Se ti dicessi che è stato fatto un buon mercato di riparazione in difesa e a centrocampo, ma insufficiente in avanti, cosa mi rispondi?
“Se guardiamo alla tabella dei gol fatti, siamo quinti anche in questo. Non dimentichiamo che abbiamo dovuto rinunciare improvvisamente a Spilabotte, uno che aveva già segnato tanto e avrebbe potuto girare tranquillamente in doppia cifra. Ma, come dicevo prima, credo sempre che le squadre si costruiscano intorno ad under di valore. Ecco, partire nei tempi giusti mi sarà di aiuto perché avrò il tempo di monitorare raduni e partite in cui potrò valutare quei giovani in grado di far parte di un progetto come il nostro. Il cerchio si allargherà riguardo l’inserimento dei 2000 e dei 2001. Non nascondo, però, che già abbiamo un buon materiale in casa tra i 2000. Penso a Fusco, convocato al Torneo delle Regioni e alla Roma Caput Mundi, Bassi, un buon centrale difensivo che ha giocato anche domenica a Volla, e Palladino, un centrocampista ben strutturato. E poi i due Capasso, uno 2000 e l’altro 2001. Ripeto, ci sarà una base di over confermata e immagino di prendere un elemento esperto per reparto che possa fare la differenza. Certamente mi rendo conto che davanti serviranno almeno due elementi forti”.
I giovani, argomento dolente emerso dal recente flop delle nostre rappresentative al Torneo delle Regioni…

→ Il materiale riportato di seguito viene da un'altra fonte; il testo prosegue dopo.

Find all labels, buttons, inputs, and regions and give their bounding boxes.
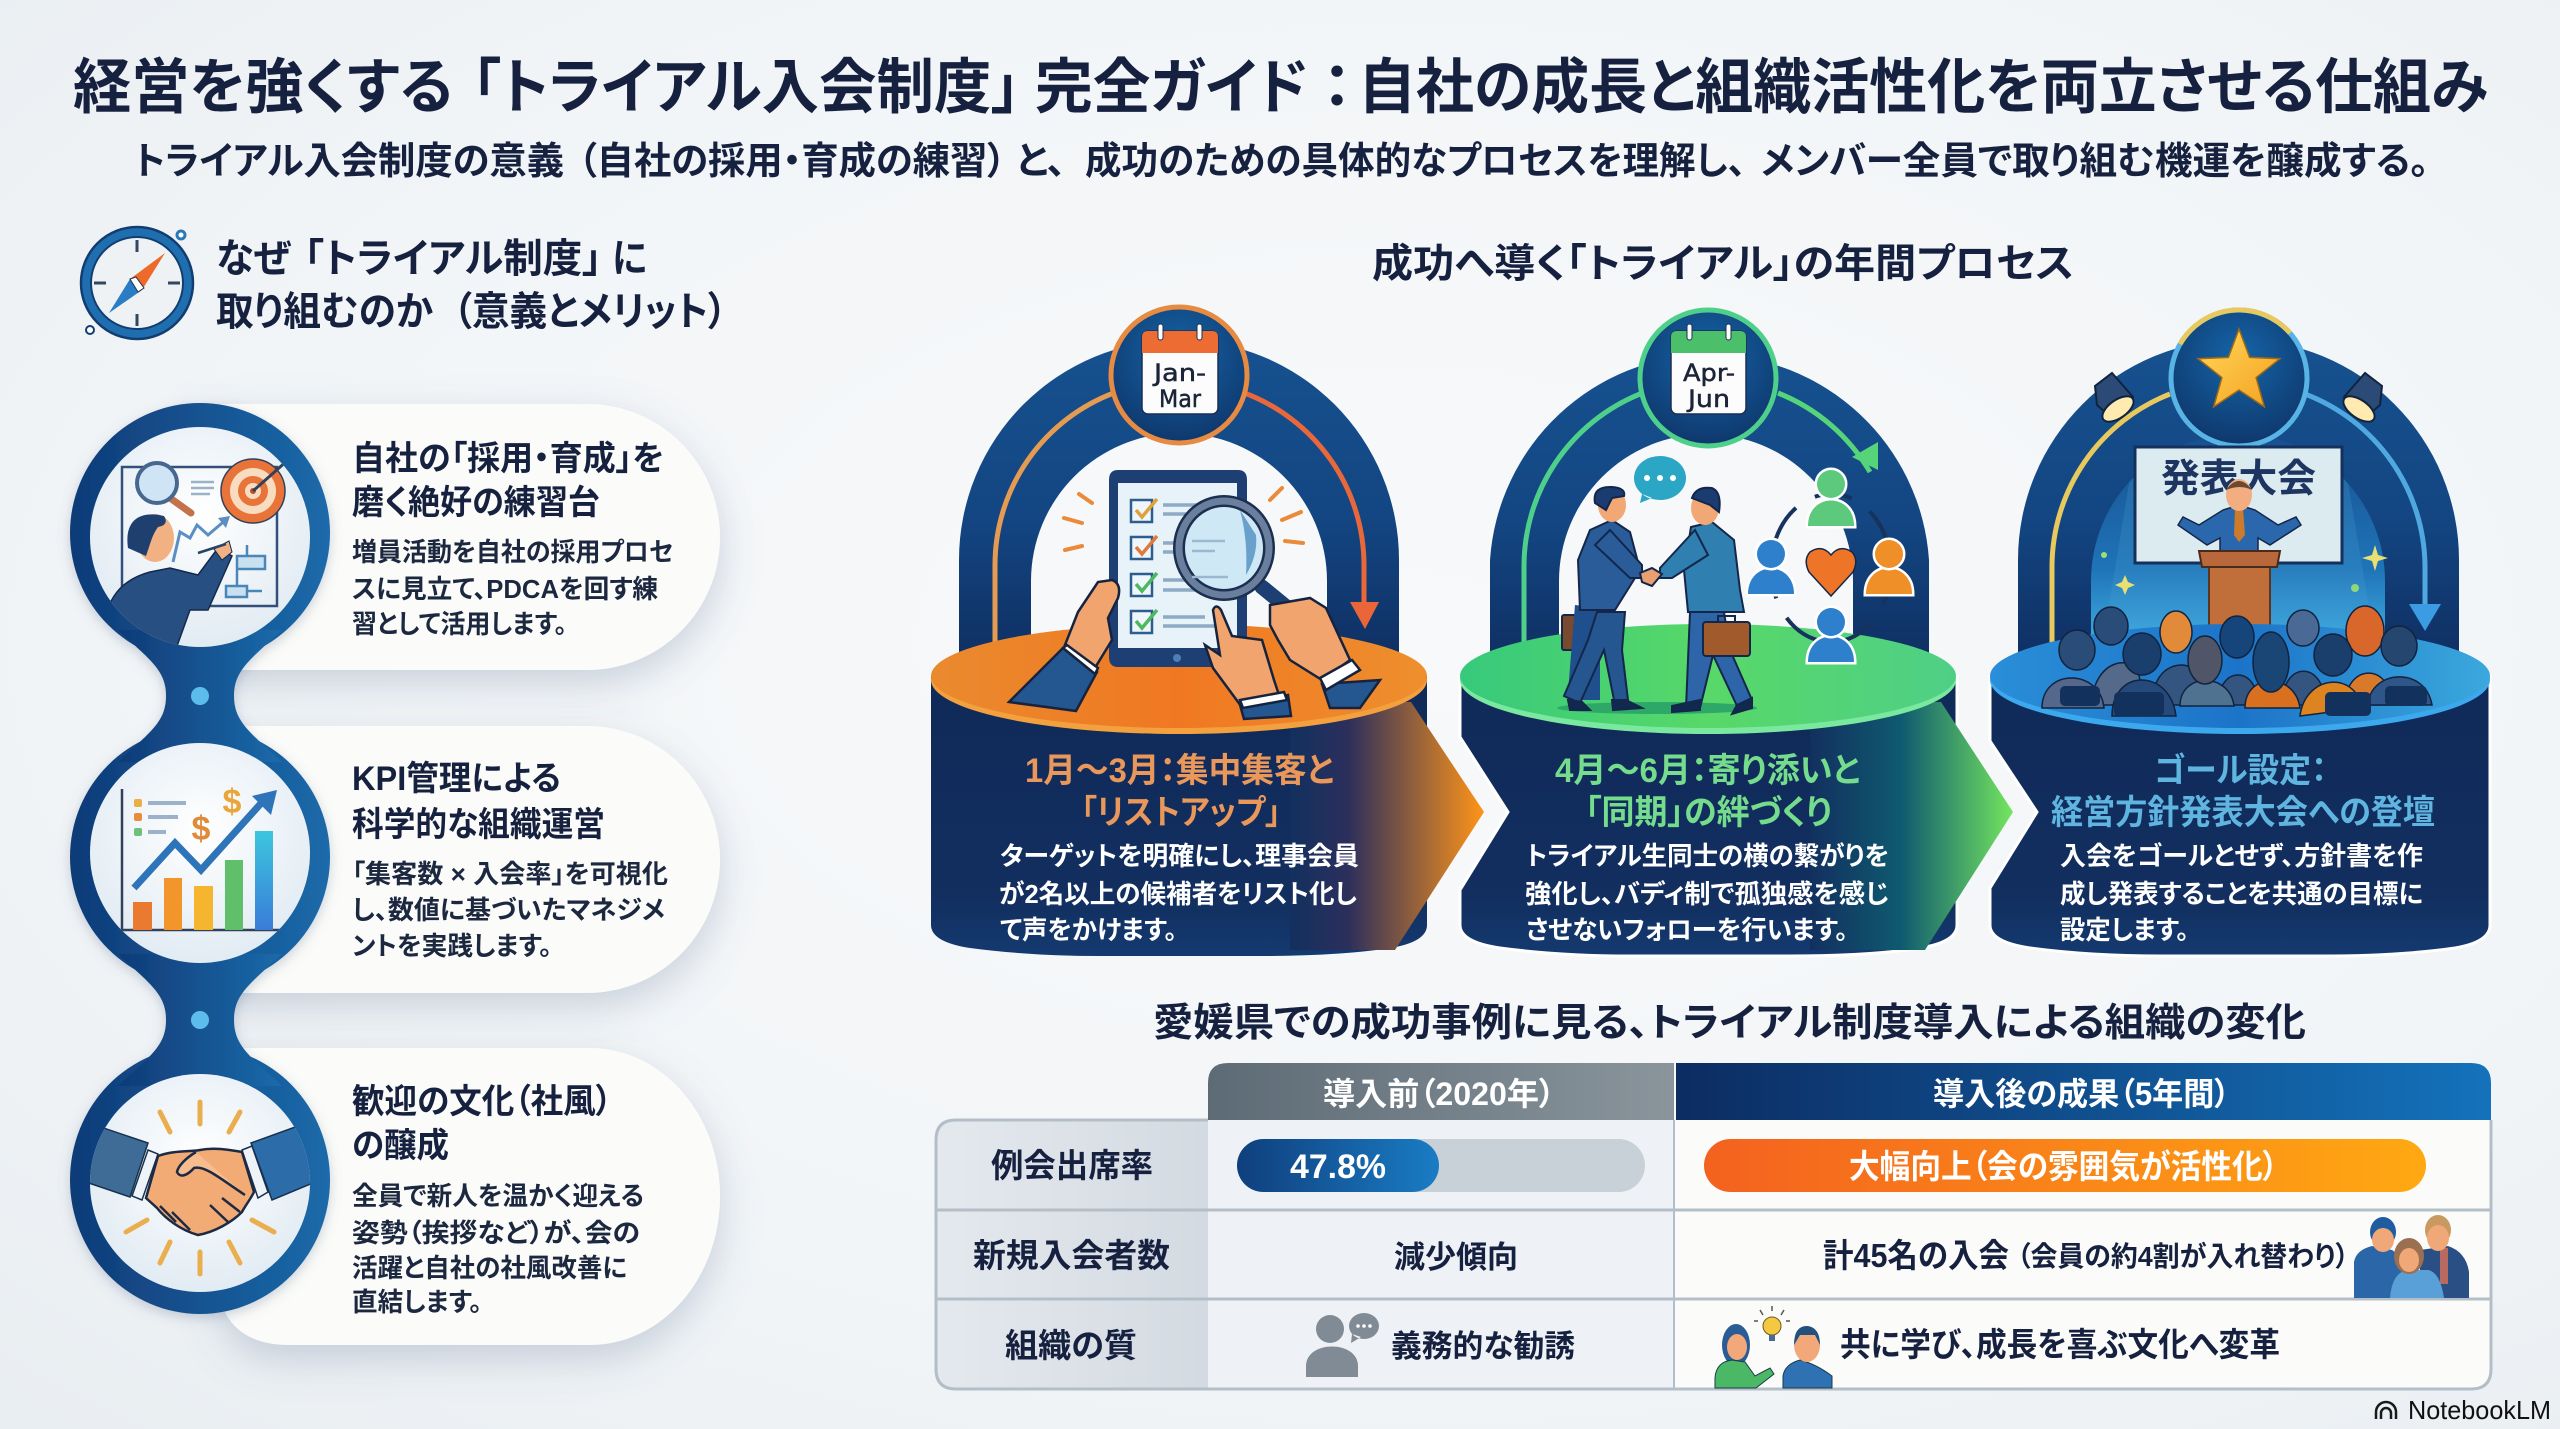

“Io ho maturato un po’ di esperienza nel vivaio del Giugliano e nello scouting della Ternana. Due società che hanno portato loro giocatori in serie A. Le rappresentative vanno strutturate a settembre, è quello il mese in cui si allestisce un gruppo. Occorrono almeno cinque osservatori capaci di attivarsi a 360°, magari guardando più partite al giorno. Tutti devono essere diretti da un coordinatore e, infine, c’è la scelta di allenatori veri, di professione. Qui subentra l’aspetto economico e la necessità di indirizzare risorse verso questi obiettivi. Non bastano i rimborsi, ci vogliono ingaggi veri e propri. Questo se davvero si vuole chiedere lo sforzo a chi di dovere di garantire aggiornamenti costanti, relazioni e banche dati comprensive di tutte le caratteristiche dei ragazzi nel dettaglio. Mensilmente servono poi riunioni tecniche tra tutti questi soggetti all’interno di un tavolo operativo che genera un confronto continuo. Se una squadra di vertice non ha avuto propri convocati, vuol dire che c’è un problema di fondo. Anche i raduni delle rappresentative devono essere frequenti, quasi mensili. E alla presenza degli osservatori e del coordinatore”.